/hsc

Hierarchical Sparsify and Compensate - fast preconditioner for Laplacian matrices

Primary LanguageMATLAB

hsc

This package contains MATLAB and C++ Mex code to build the preconditioner described in the following paper:

Efficient Preconditioning of Laplacian Matrices for Computer Graphics, Dilip Krishnan, Raanan Fattal and Rick Szeliski, SIGGRAPH 2013

(c) 2013: Dilip Krishnan, Raanan Fattal and Rick Szeliski.

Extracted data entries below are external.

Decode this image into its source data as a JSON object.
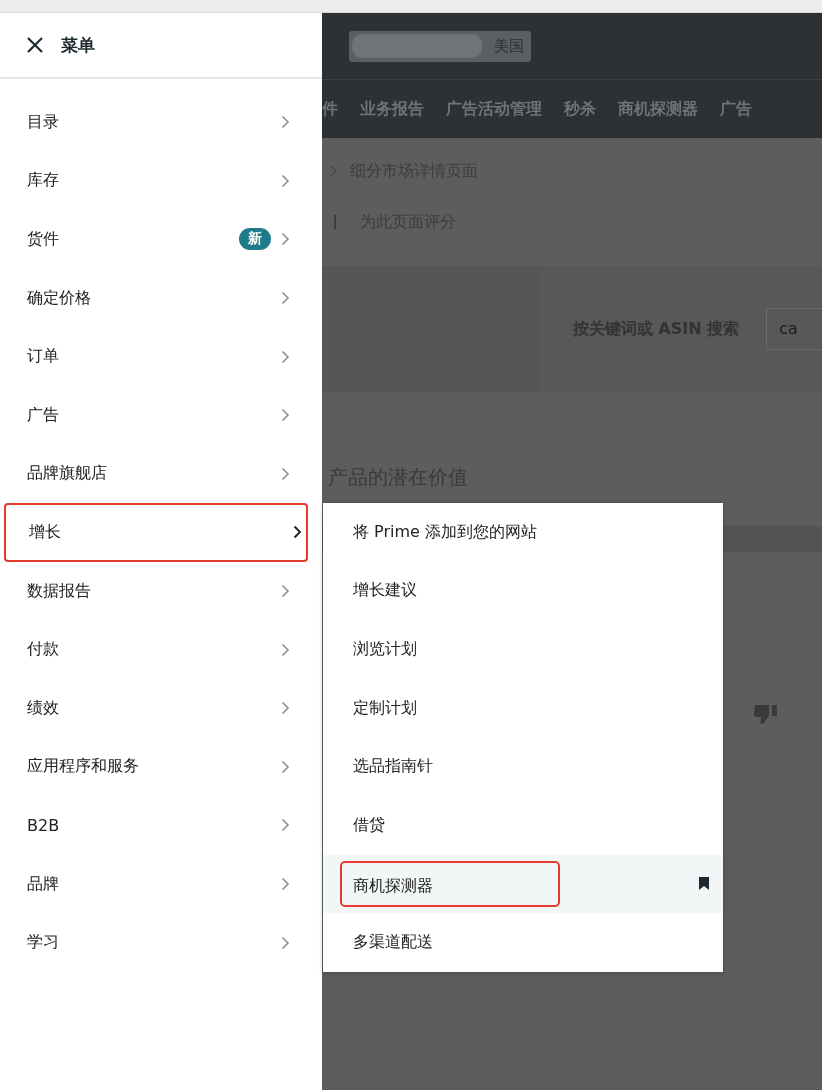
{
  "background_page": {
    "store_selector": {
      "value": "美国"
    },
    "nav_items": [
      "件",
      "业务报告",
      "广告活动管理",
      "秒杀",
      "商机探测器",
      "广告"
    ],
    "breadcrumb": "细分市场详情页面",
    "rate_link": "为此页面评分",
    "search": {
      "label": "按关键词或 ASIN 搜索",
      "value": "ca"
    },
    "section_heading": "产品的潜在价值"
  },
  "sidebar": {
    "title": "菜单",
    "items": [
      {
        "label": "目录",
        "selected": false
      },
      {
        "label": "库存",
        "selected": false
      },
      {
        "label": "货件",
        "badge": "新",
        "selected": false
      },
      {
        "label": "确定价格",
        "selected": false
      },
      {
        "label": "订单",
        "selected": false
      },
      {
        "label": "广告",
        "selected": false
      },
      {
        "label": "品牌旗舰店",
        "selected": false
      },
      {
        "label": "增长",
        "selected": true
      },
      {
        "label": "数据报告",
        "selected": false
      },
      {
        "label": "付款",
        "selected": false
      },
      {
        "label": "绩效",
        "selected": false
      },
      {
        "label": "应用程序和服务",
        "selected": false
      },
      {
        "label": "B2B",
        "selected": false
      },
      {
        "label": "品牌",
        "selected": false
      },
      {
        "label": "学习",
        "selected": false
      }
    ]
  },
  "submenu": {
    "items": [
      {
        "label": "将 Prime 添加到您的网站",
        "selected": false,
        "bookmarked": false
      },
      {
        "label": "增长建议",
        "selected": false,
        "bookmarked": false
      },
      {
        "label": "浏览计划",
        "selected": false,
        "bookmarked": false
      },
      {
        "label": "定制计划",
        "selected": false,
        "bookmarked": false
      },
      {
        "label": "选品指南针",
        "selected": false,
        "bookmarked": false
      },
      {
        "label": "借贷",
        "selected": false,
        "bookmarked": false
      },
      {
        "label": "商机探测器",
        "selected": true,
        "bookmarked": true
      },
      {
        "label": "多渠道配送",
        "selected": false,
        "bookmarked": false
      }
    ]
  }
}
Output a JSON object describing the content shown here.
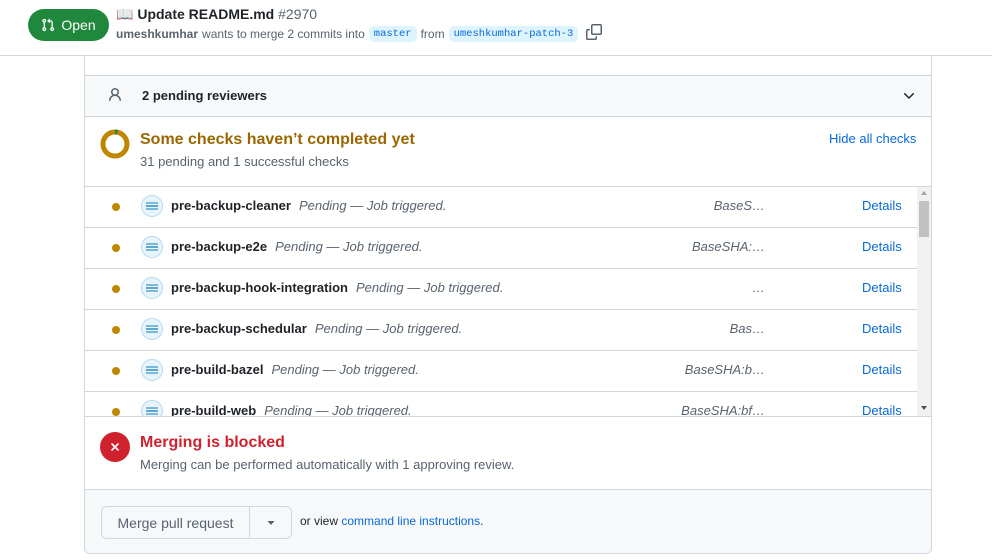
{
  "pr": {
    "state": "Open",
    "title": "Update README.md",
    "number": "#2970",
    "author": "umeshkumhar",
    "merge_text": "wants to merge 2 commits into",
    "base_branch": "master",
    "from_text": "from",
    "head_branch": "umeshkumhar-patch-3"
  },
  "reviewers": {
    "label": "2 pending reviewers"
  },
  "checks": {
    "title": "Some checks haven’t completed yet",
    "subtitle": "31 pending and 1 successful checks",
    "hide_label": "Hide all checks",
    "details_label": "Details",
    "status_color": "#bf8700",
    "rows": [
      {
        "name": "pre-backup-cleaner",
        "status": "Pending — Job triggered.",
        "sha": "BaseS…"
      },
      {
        "name": "pre-backup-e2e",
        "status": "Pending — Job triggered.",
        "sha": "BaseSHA:…"
      },
      {
        "name": "pre-backup-hook-integration",
        "status": "Pending — Job triggered.",
        "sha": "…"
      },
      {
        "name": "pre-backup-schedular",
        "status": "Pending — Job triggered.",
        "sha": "Bas…"
      },
      {
        "name": "pre-build-bazel",
        "status": "Pending — Job triggered.",
        "sha": "BaseSHA:b…"
      },
      {
        "name": "pre-build-web",
        "status": "Pending — Job triggered.",
        "sha": "BaseSHA:bf…"
      }
    ]
  },
  "merge_status": {
    "title": "Merging is blocked",
    "subtitle": "Merging can be performed automatically with 1 approving review.",
    "color": "#cf222e"
  },
  "merge_bar": {
    "button_label": "Merge pull request",
    "or_view_text": "or view",
    "cli_link": "command line instructions",
    "period": "."
  },
  "icons": {
    "open": "git-pull-request-icon",
    "title_emoji": "📖",
    "copy": "copy-icon",
    "reviewer": "person-icon",
    "expand": "chevron-down-icon",
    "checks": "pending-donut-icon",
    "blocked": "x-circle-icon",
    "merge_caret": "triangle-down-icon"
  }
}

Please send any bug reports, questions or comments to: dilipkay@mit.edu


Installation:

  1. If you have a ZIP file, unzip the package into a directory; or
  2. You can clone from the Git repository: github.com/dilipkay/hsc
  3. Run MATLAB and cd into the created directory.
  4. To build various Mex executables: build_mex

Usage:

The preconditioner provided in this package works mainly with M-matrices, which are Laplacians with non-positive off-diagonal elements. It is always assumed that your matrix is symmetric positive semi-definite (this is not checked in the code for performance reasons).

Matrices which are very close to being M-matrices, with only a few non-negative off-diagonal elements, may be handlded by dropping the non-negative off-diagonals and adjusting the diagonals appropriately. This can be used for cotangent Laplacians.

If you have a Laplacian L which is an M-matrix (e.g. a graph Laplacian), and a right hand side b, then to use the preconditioner with Preconditioned Conjugate Gradient, do the following:

hsc_fun = hsc_setup(L);

and then use in PCG as:

x = pcg(L, b, tolerance, max_iter, hsc_fun, []);

demo2D.m and demo3D.m provide examples of how to use the solver to solve a 2D colorization and 3D mesh processing problem, respectively.

The core functions that set up the HSC hierarchy are: hsc_setup and hsc_hierarchy. The parameters of the hierarchy construction are specified in hsc_setup.m. These may be modified, for example by adding more smoothing iterations at every level of the hierarchy. At present, only V-cycle smoothing is supported.

Note that in the example demo_3D.m we show how cotangent Laplacians may be handled by our solver.


Directories:

  1. data/: Contains example Laplacians and right hand sides.

  2. laplacians/: Helper functions to setup cotangent Laplacians given a OFF or PLY file.

  3. graph_toolbox: Contains Gabriel Peyre's graph manipulation toolbox, with functions for reading in OFF and PLY files and manipulation of meshes.


Acknowledgements:

Yiannis Koutis for Combinatorial Multigrid. Gabriel Peyre for mesh manipulation toolbox.